F1 is 25 degrees West of North
F2 is 74 degrees South of West
F2 is in the direction South of East
F3 is MINUS the vector sum of F1 and F2. I assume you are familiar with the method of adding vectors by adding the x (east) and y (north) components separately.
To find the values of F3 (the magnitude of force 3) and θ3 (the angle that force 3 makes with the x-axis), we can use vector addition and equilibrium conditions.
1. Start by drawing a rough sketch of the forces F1, F2, and F3, indicating their directions and orientations. Label the angles θ1 and θ2 as given in the problem statement.
2. Now, break down each force into its x and y-components. Since F1 is given as "25 degrees West of North", we can break it down into F1x (horizontal component) and F1y (vertical component). Similarly, for F2, it is given as "74 degrees South of West", so we can break it down into F2x and F2y.
F1x = F1 * sin(θ1)
F1y = F1 * cos(θ1)
F2x = F2 * cos(θ2)
F2y = F2 * sin(θ2)
Substitute the given values to calculate F1x, F1y, F2x, and F2y.

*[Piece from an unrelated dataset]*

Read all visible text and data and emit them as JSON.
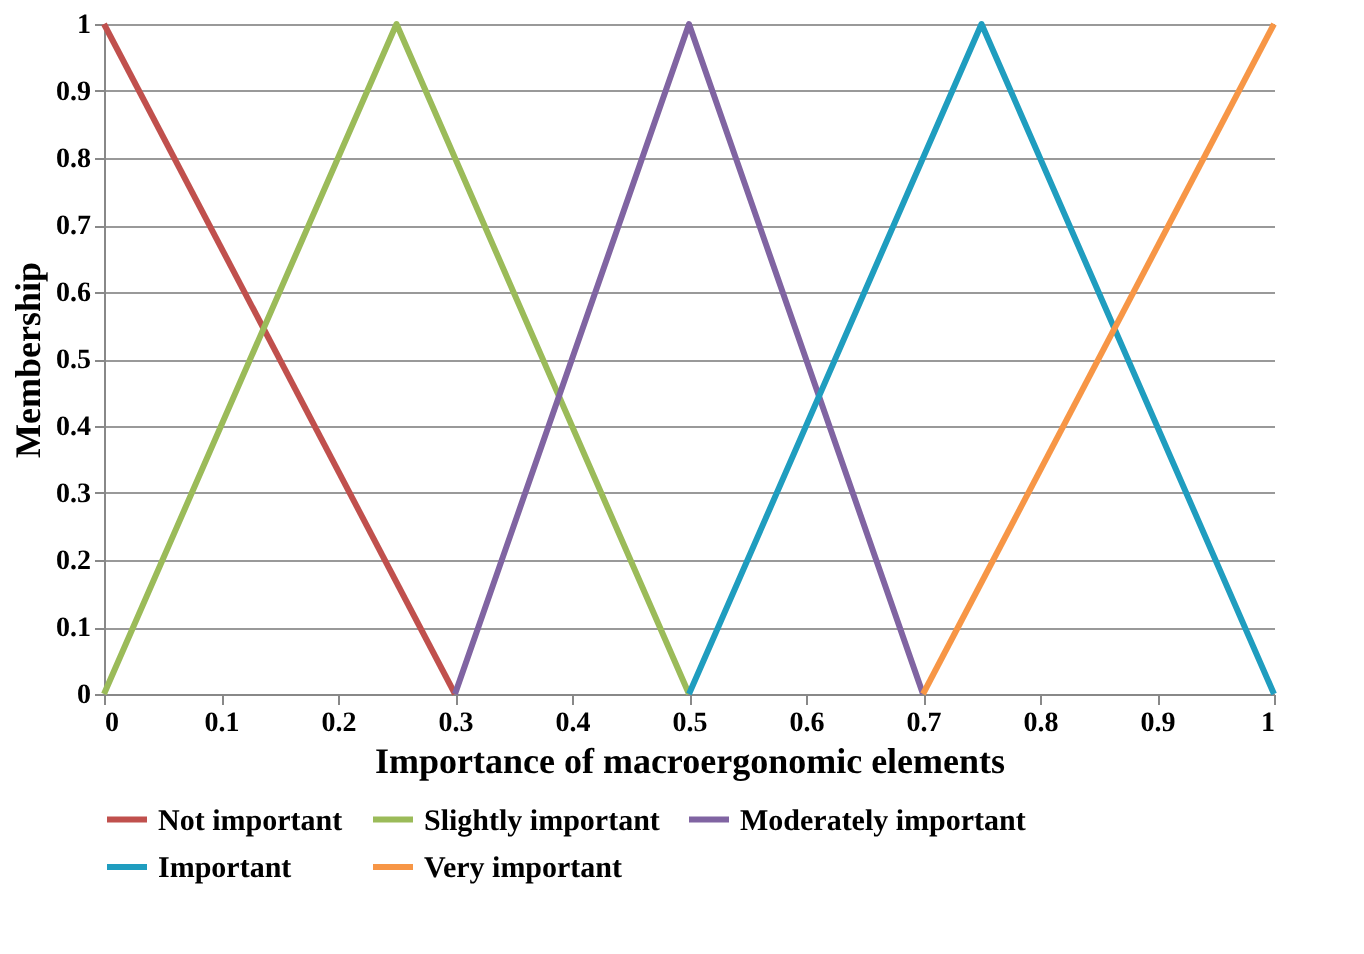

3. Now, let's analyze the equilibrium condition. For translational equilibrium, the net force acting on the particle must be zero in both the x and y directions.
∑Fx = F1x + F2x + F3x = 0
∑Fy = F1y + F2y + F3y = 0
4. Rearrange the above equations to solve for F3x and F3y:
F3x = -F1x - F2x
F3y = -F1y - F2y
5. Determine the magnitude F3 using Pythagorean theorem:
F3 = √(F3x^2 + F3y^2)
6. Calculate the angle θ3 using trigonometry:
θ3 = atan(F3y/F3x), where atan is the inverse tangent function.
7. Substitute the previously calculated values of F3x and F3y into the equation for θ3 and evaluate it.
By following these steps, you should be able to find the values of F3 (the magnitude of force 3) and θ3 (the angle that force 3 makes with the x-axis) when the particle is in translational equilibrium.